El VAR es un vuelco que todavía no terminamos de entender. Un cambio radical en el sistema de poder en el fútbol: de la autoridad absoluta, inmediata e incuestionable del árbitro a un sistema colegiado, diferido y debatido entre ese árbitro que todos vemos en la cancha y unos señores que nadie ve en una cabina que debe estar en algún lado.

Y los jugadores tampoco lo asimilan. Se pasaron décadas jugando con la prestidigitación —“la mano es más rápida que el ojo” y esas cosas— y ahora deben adaptarse a la idea de que todo lo que hagan será registrado y revisado —y, muy posiblemente, sancionado—. Dejar atrás esa idea de que hacerse el vivo —darle la mano a Dios— puede dar resultado.

El árbitro Geiger volvió a la cancha y señaló el círculo central: era gol de Corea del Sur. Los coreanos saltaron unos sobre los otros, los alemanes se derrumbaron en el césped, México primero respiró y enseguida rugió su alegría delegada. Se clasificaba perdiendo 3 a 0, en la mejor tradición de sigo siendo el rey: no tengo nada ni nada, y etcétera y así.

Alemania se había quedado afuera. Alemania era un país cuya relación con el fútbol se definía porque ganaba: porque era una máquina de ganar, un Real Madrid de selecciones. Pero perdió en primera ronda, como los dos campeones anteriores: España en 2014, Italia en 2010.

Y Brasil perdió la posibilidad de su revancha. Una de las citas más morbosas del cuadro era ese Brasil-Alemania, la vuelta del famoso 7-1 del Mineirão, que se venía si los alemanes cumplían con su parte. No lo hicieron; Brasil, en cambio, sí: le ganó a Serbia fácil.

Fácil es un decir, pero Brasil sí fue un equipo grande, serio: de esos que, aunque sufran, terminan imponiéndose. Serbia mereció hacer varios goles; Brasil no mereció pero los hizo. Aunque el primero, el importante, no lo consiguiera ninguno de los astros de arriba sino Paulinho, un volante casi defensivo. Y Coutinho no pudiera aprovechar su toque ni su tiro y Neymar, sobre todo Neymar, no aprovechara.

Por momentos Neymar es un hiperRobinho, aquel brasileño que llegó como estrella al Real Madrid, habilísimo, gran gambeteador, amenaza que nunca concretaba: empezaron a llamarlo triatleta, porque “corre, hace bicicleta y nada”.
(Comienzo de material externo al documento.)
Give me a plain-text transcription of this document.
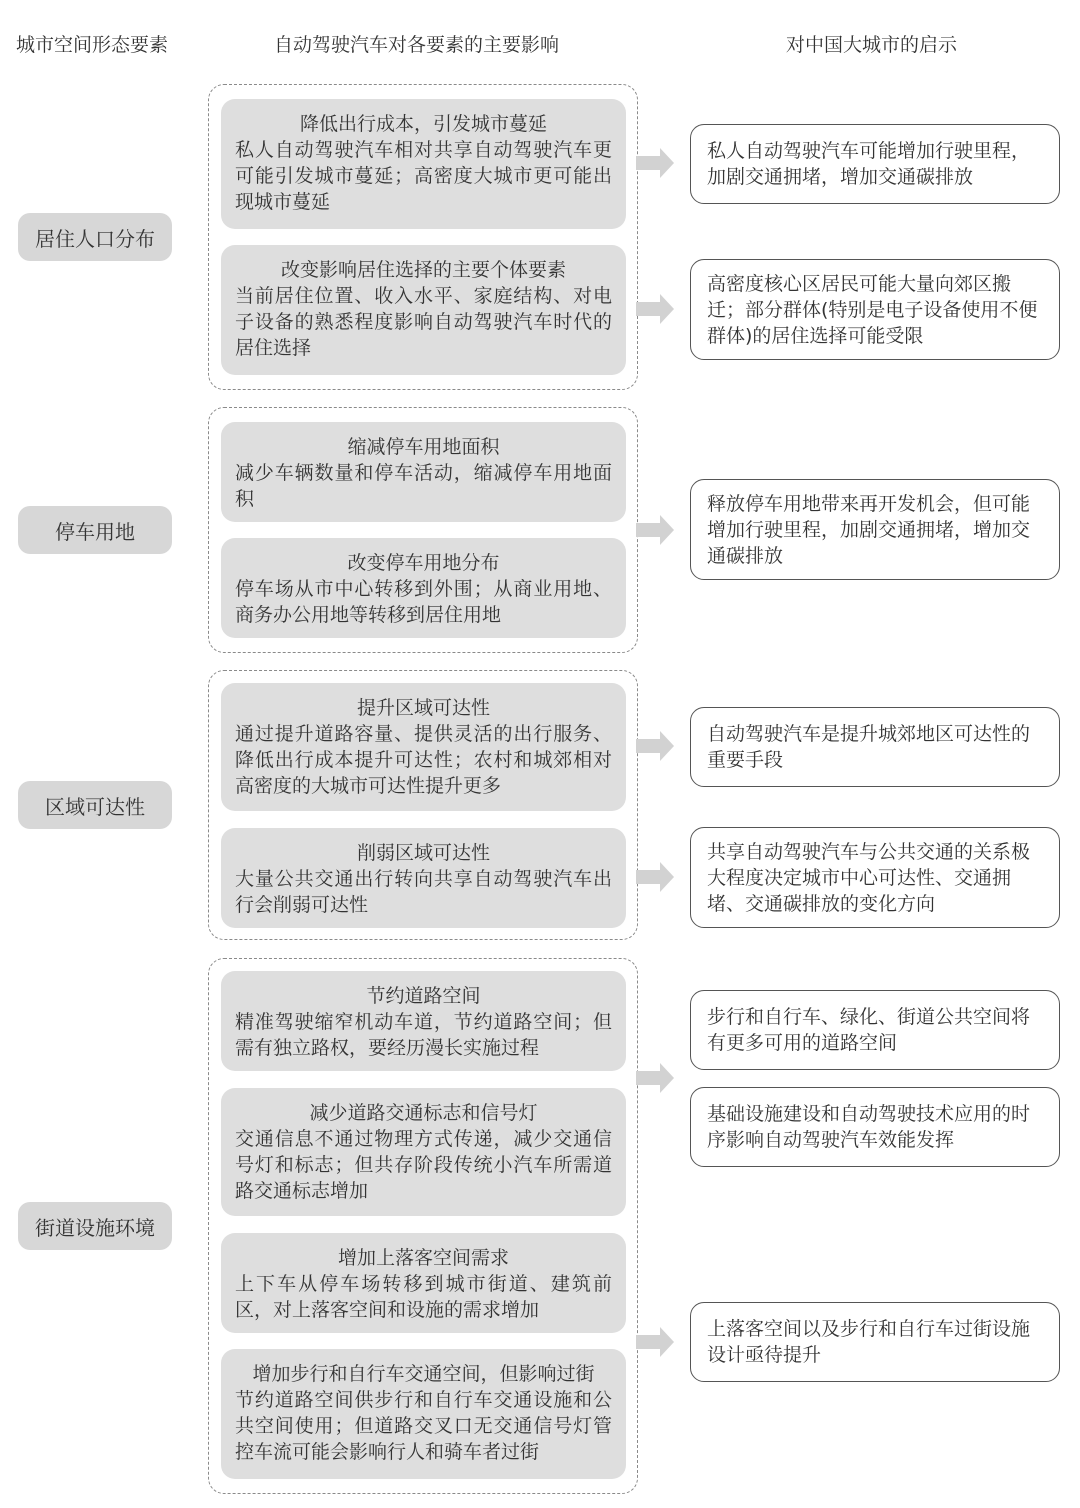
城市空间形态要素	自动驾驶汽车对各要素的主要影响	对中国大城市的启示
居住人口分布
停车用地
区域可达性
街道设施环境
降低出行成本，引发城市蔓延
私人自动驾驶汽车相对共享自动驾驶汽车更可能引发城市蔓延；高密度大城市更可能出现城市蔓延
改变影响居住选择的主要个体要素
当前居住位置、收入水平、家庭结构、对电子设备的熟悉程度影响自动驾驶汽车时代的居住选择
缩减停车用地面积
减少车辆数量和停车活动，缩减停车用地面积
改变停车用地分布
停车场从市中心转移到外围；从商业用地、商务办公用地等转移到居住用地
提升区域可达性
通过提升道路容量、提供灵活的出行服务、降低出行成本提升可达性；农村和城郊相对高密度的大城市可达性提升更多
削弱区域可达性
大量公共交通出行转向共享自动驾驶汽车出行会削弱可达性
节约道路空间
精准驾驶缩窄机动车道，节约道路空间；但需有独立路权，要经历漫长实施过程
减少道路交通标志和信号灯
交通信息不通过物理方式传递，减少交通信号灯和标志；但共存阶段传统小汽车所需道路交通标志增加
增加上落客空间需求
上下车从停车场转移到城市街道、建筑前区，对上落客空间和设施的需求增加
增加步行和自行车交通空间，但影响过街
节约道路空间供步行和自行车交通设施和公共空间使用；但道路交叉口无交通信号灯管控车流可能会影响行人和骑车者过街
私人自动驾驶汽车可能增加行驶里程，加剧交通拥堵，增加交通碳排放
高密度核心区居民可能大量向郊区搬迁；部分群体(特别是电子设备使用不便群体)的居住选择可能受限
释放停车用地带来再开发机会，但可能增加行驶里程，加剧交通拥堵，增加交通碳排放
自动驾驶汽车是提升城郊地区可达性的重要手段
共享自动驾驶汽车与公共交通的关系极大程度决定城市中心可达性、交通拥堵、交通碳排放的变化方向
步行和自行车、绿化、街道公共空间将有更多可用的道路空间
基础设施建设和自动驾驶技术应用的时序影响自动驾驶汽车效能发挥
上落客空间以及步行和自行车过街设施设计亟待提升
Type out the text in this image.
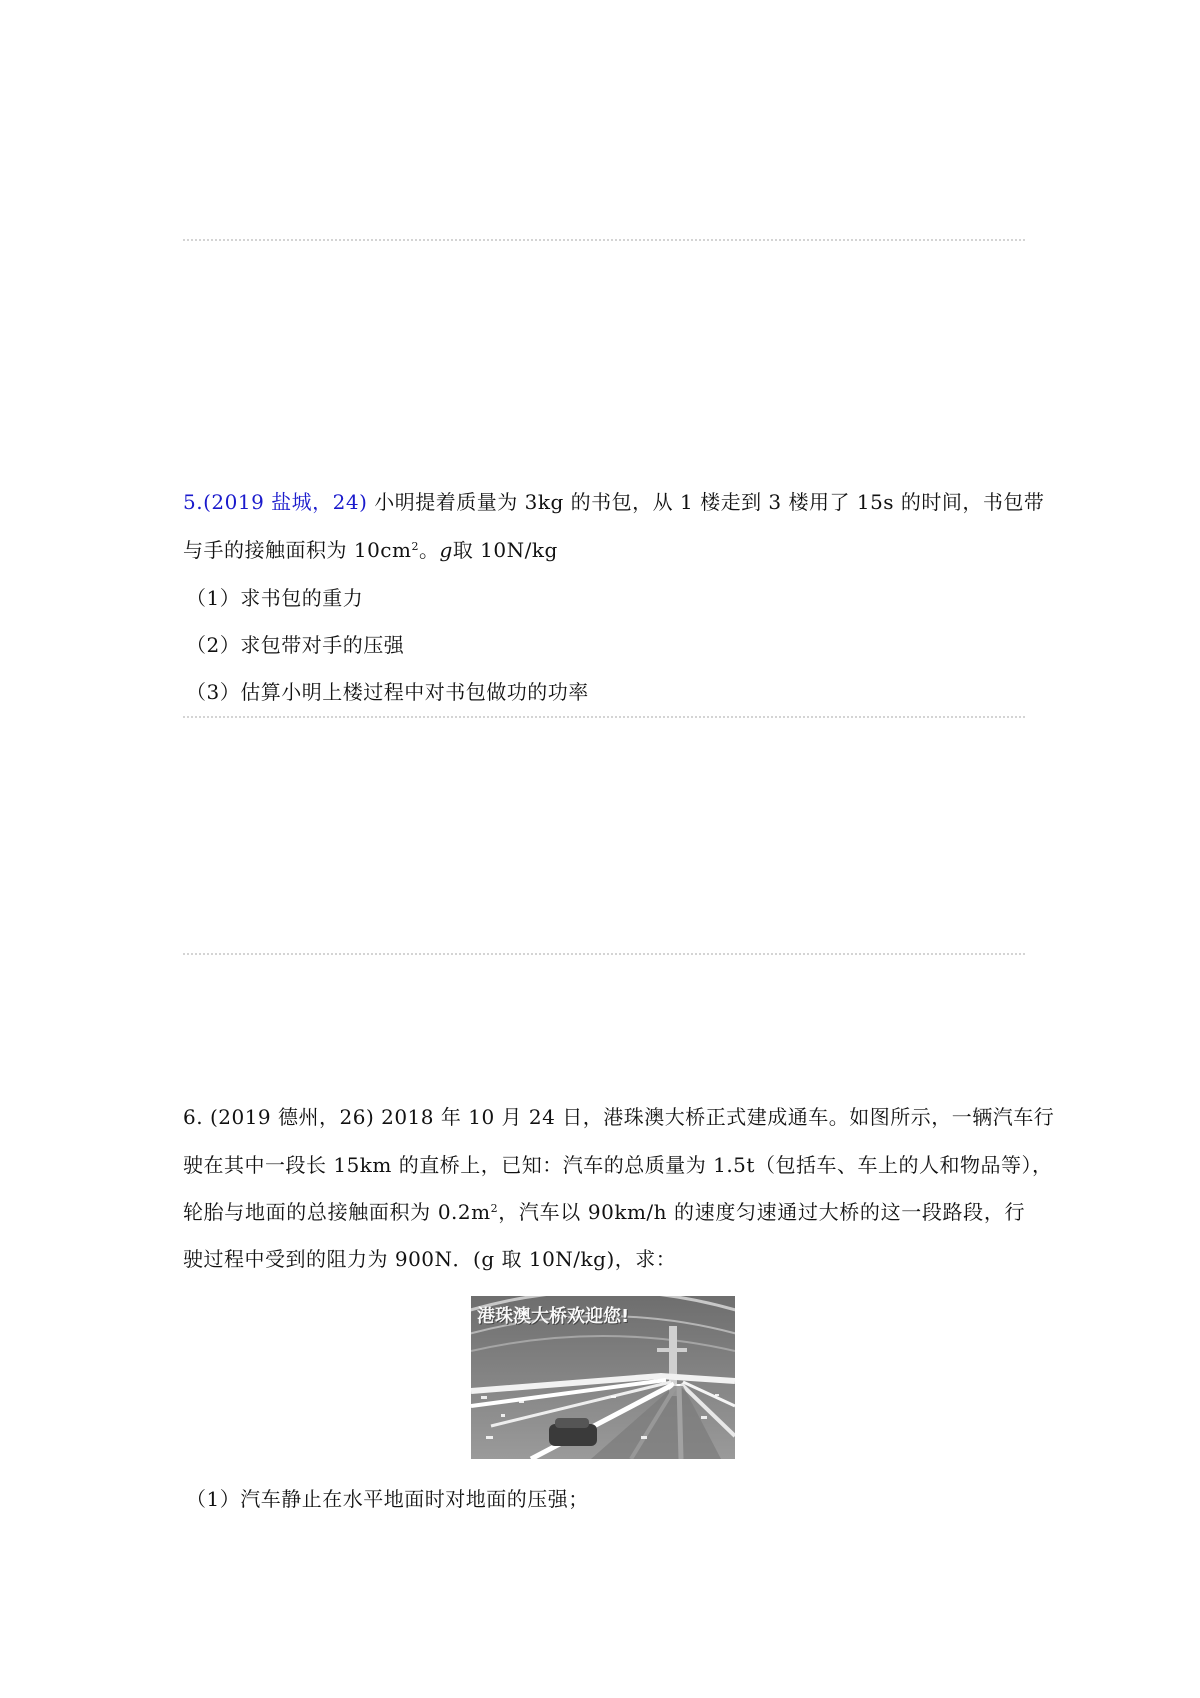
5.(2019 盐城，24) 小明提着质量为 3kg 的书包，从 1 楼走到 3 楼用了 15s 的时间，书包带
与手的接触面积为 $10cm^2$。g取 10N/kg
（1）求书包的重力
（2）求包带对手的压强
（3）估算小明上楼过程中对书包做功的功率
6. (2019 德州，26) 2018 年 10 月 24 日，港珠澳大桥正式建成通车。如图所示，一辆汽车行
驶在其中一段长 15km 的直桥上，已知：汽车的总质量为 1.5t（包括车、车上的人和物品等），
轮胎与地面的总接触面积为 $0.2m^2$，汽车以 90km/h 的速度匀速通过大桥的这一段路段，行
驶过程中受到的阻力为 900N．(g 取 10N/kg)，求：
港珠澳大桥欢迎您!
（1）汽车静止在水平地面时对地面的压强；
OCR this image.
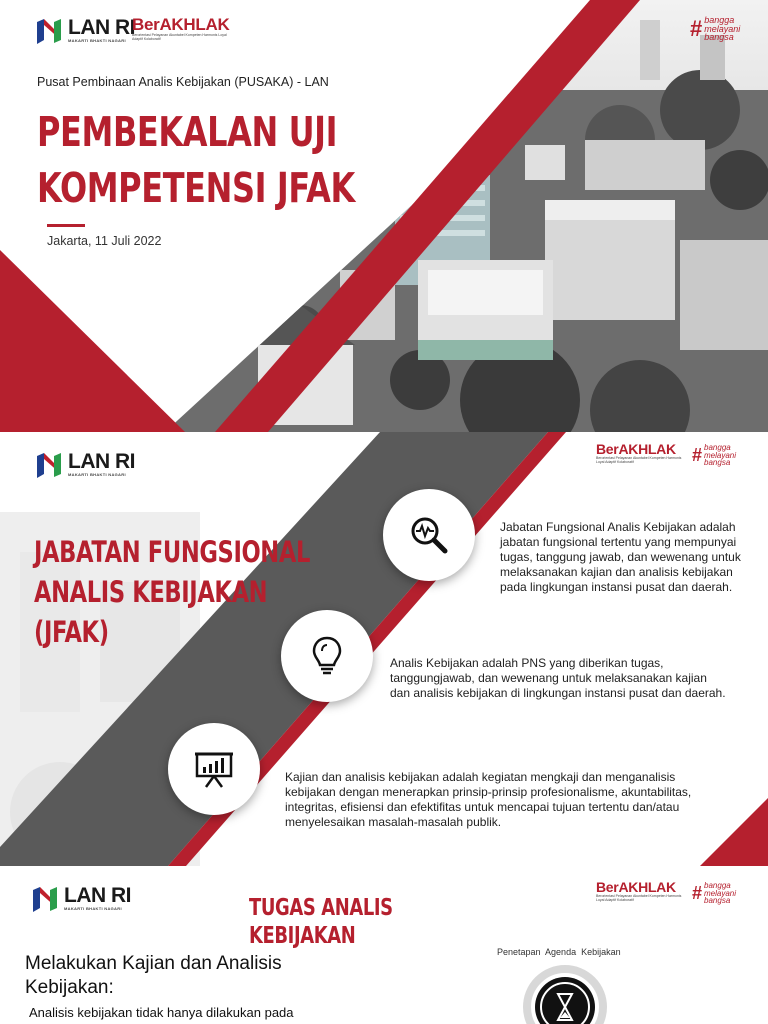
LAN RI
MAKARTI BHAKTI NAGARI
BerAKHLAK
Berorientasi Pelayanan Akuntabel Kompeten Harmonis Loyal Adaptif Kolaboratif	# bangga
melayani
bangsa
Pusat Pembinaan Analis Kebijakan (PUSAKA) - LAN
PEMBEKALAN UJI
KOMPETENSI JFAK
Jakarta, 11 Juli 2022
LAN RI
MAKARTI BHAKTI NAGARI
BerAKHLAK
Berorientasi Pelayanan Akuntabel Kompeten Harmonis Loyal Adaptif Kolaboratif	# bangga
melayani
bangsa
JABATAN FUNGSIONAL
ANALIS KEBIJAKAN (JFAK)
Jabatan Fungsional Analis Kebijakan adalah jabatan fungsional tertentu yang mempunyai tugas, tanggung jawab, dan wewenang untuk melaksanakan kajian dan analisis kebijakan pada lingkungan instansi pusat dan daerah.
Analis Kebijakan adalah PNS yang diberikan tugas, tanggungjawab, dan wewenang untuk melaksanakan kajian dan analisis kebijakan di lingkungan instansi pusat dan daerah.
Kajian dan analisis kebijakan adalah kegiatan mengkaji dan menganalisis kebijakan dengan menerapkan prinsip-prinsip profesionalisme, akuntabilitas, integritas, efisiensi dan efektifitas untuk mencapai tujuan tertentu dan/atau menyelesaikan masalah-masalah publik.
LAN RI
MAKARTI BHAKTI NAGARI	TUGAS ANALIS KEBIJAKAN
BerAKHLAK
Berorientasi Pelayanan Akuntabel Kompeten Harmonis Loyal Adaptif Kolaboratif	# bangga
melayani
bangsa
Melakukan Kajian dan Analisis Kebijakan:
Analisis kebijakan tidak hanya dilakukan pada
Penetapan  Agenda  Kebijakan
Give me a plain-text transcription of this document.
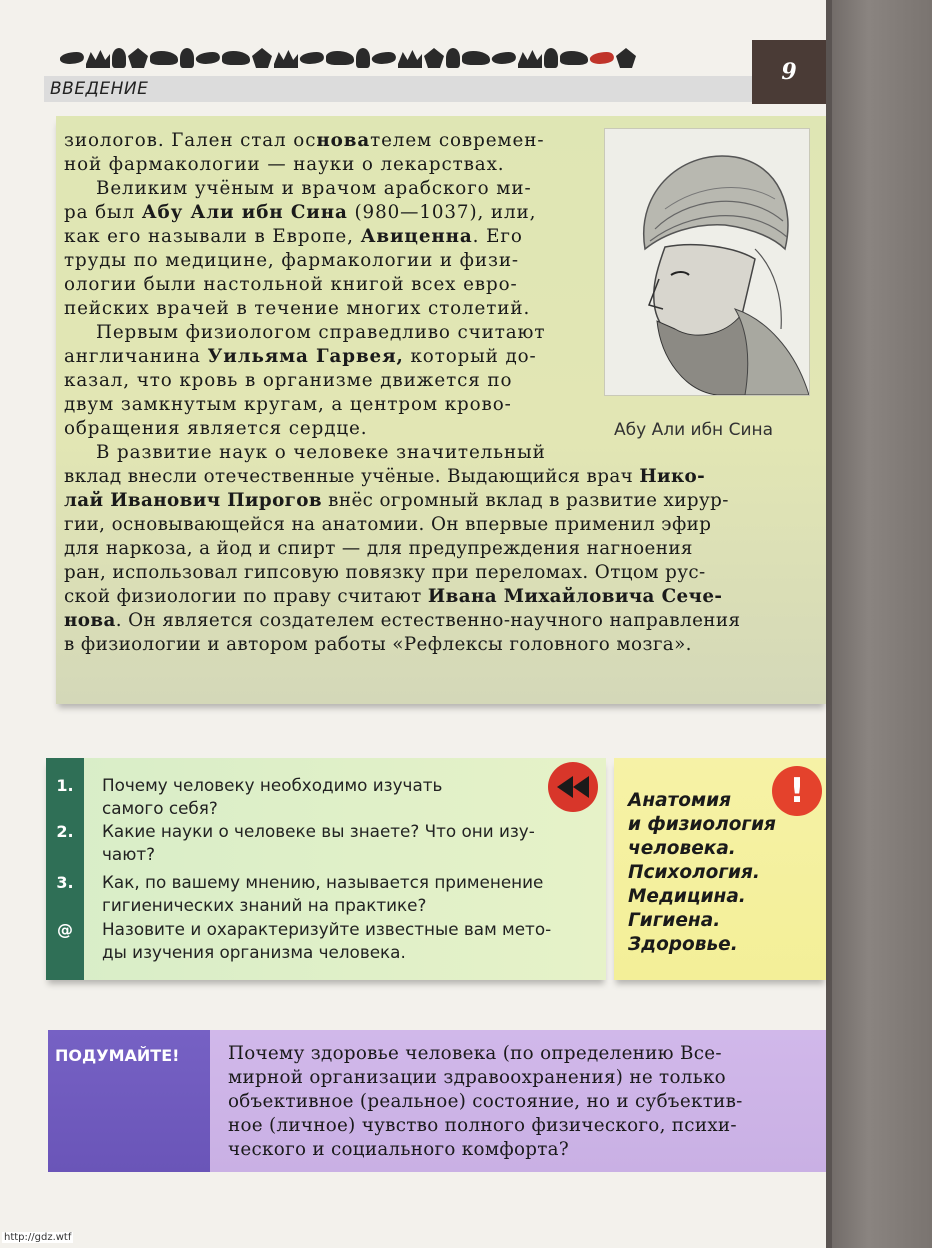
ВВЕДЕНИЕ
9
Абу Али ибн Сина
зиологов. Гален стал основателем современ-
ной фармакологии — науки о лекарствах.
Великим учёным и врачом арабского ми-
ра был Абу Али ибн Сина (980—1037), или,
как его называли в Европе, Авиценна. Его
труды по медицине, фармакологии и физи-
ологии были настольной книгой всех евро-
пейских врачей в течение многих столетий.
Первым физиологом справедливо считают
англичанина Уильяма Гарвея, который до-
казал, что кровь в организме движется по
двум замкнутым кругам, а центром крово-
обращения является сердце.
В развитие наук о человеке значительный
вклад внесли отечественные учёные. Выдающийся врач Нико-
лай Иванович Пирогов внёс огромный вклад в развитие хирур-
гии, основывающейся на анатомии. Он впервые применил эфир
для наркоза, а йод и спирт — для предупреждения нагноения
ран, использовал гипсовую повязку при переломах. Отцом рус-
ской физиологии по праву считают Ивана Михайловича Сече-
нова. Он является создателем естественно-научного направления
в физиологии и автором работы «Рефлексы головного мозга».
1.	Почему человеку необходимо изучать
самого себя?
2.	Какие науки о человеке вы знаете? Что они изу-
чают?
3.	Как, по вашему мнению, называется применение
гигиенических знаний на практике?
@	Назовите и охарактеризуйте известные вам мето-
ды изучения организма человека.
!
Анатомия
и физиология
человека.
Психология.
Медицина.
Гигиена.
Здоровье.
ПОДУМАЙТЕ!	Почему здоровье человека (по определению Все-
мирной организации здравоохранения) не только
объективное (реальное) состояние, но и субъектив-
ное (личное) чувство полного физического, психи-
ческого и социального комфорта?
http://gdz.wtf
Pero Neymar daba igual. La dosis de emoción del día ya se había completado a la mañana: millones de mexicanos esperando aterrados que no pasara nada y el milagro de que no pasara nada. Fue una de esas cosas que es fácil explicar por la actuación de algún poder extraño: de esas cosas que han hecho que las personas crean esas cosas. Si es así, si así fue, está claro que la Virgen de Guadalupe, devoción antigua, imágenes y rezos, pudo más que la modernidad protestante de Lutero. Y entonces, gracias a la virgen o a la mujer que sea, México, en su angustia, sigue siendo México; Alemania, en su caída, ya no es nada.